Youth ministry is weird.  Ok, that's cliche, granted, but it also happens to be true.  Not weird in the "odd for God" way.  Rather, its simply a strange amalgam of skills and knowledge.

For example, a youth minister should be expected to have some expertise in:
  • Biblical knowledge
  • Discipleship methodology
  • Cultural studies (especially progressive culture)
  • Counseling, especially crisis and developmental counseling
  • Adolescent development
  • Family systems
  • Organizational communication (especially non-profits)
  • Leadership development
  • Educational psychology (how people learn for transformation)
  • Visionary and strategic planning
It's worth noting that each of these is a field all it's own - one can get advanced degrees in each of these subjects!  Add to this specializations in such diverse fields as multimedia technology, marketing, and facility management!

My point is that developing a holistic program to address the  core skill set for working with adolescents in the church hurts my head!

This is also why I've begun telling prospective Y&FM students that "loving Jesus and loving kids" isn't enough to be a youth minister.  That's more than enough to minister to youth, mind you!  Youth ministers, in our program at least, do indeed love Jesus.  They also love kids.  They add to that solid foundation a desire to master the skills necessary to transform adolescents into culture-building disciple-makers, families into stable agents for change, and churches into organizations where youth have a dynamic role in ministry now AND in the future.

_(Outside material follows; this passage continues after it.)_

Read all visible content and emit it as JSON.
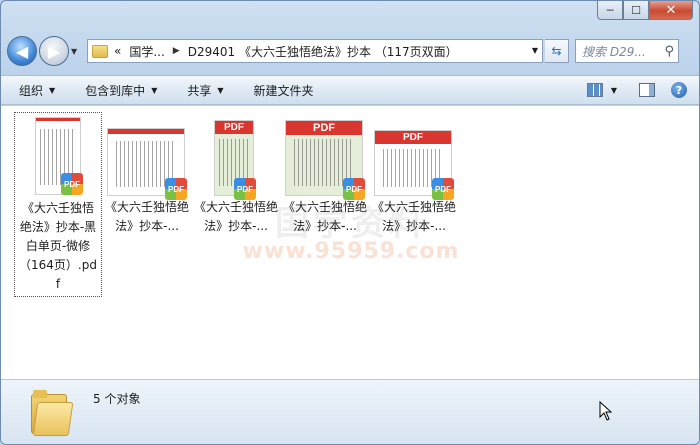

We're looking toward a standards-based portfolio system to help us integrate this wide diversity of skills into a more holistic process.  More to come, kids!

2 comments:

Rob Penn said...

Makes my head hurt, too.

Would it be safe to say that Campus ministry is the same, with the focus being slightly different in the Cultural studies and the learning psychology?

Brian Baldwin said...

Yeah, that's a good way of putting it. The differences are largely developmental, I think.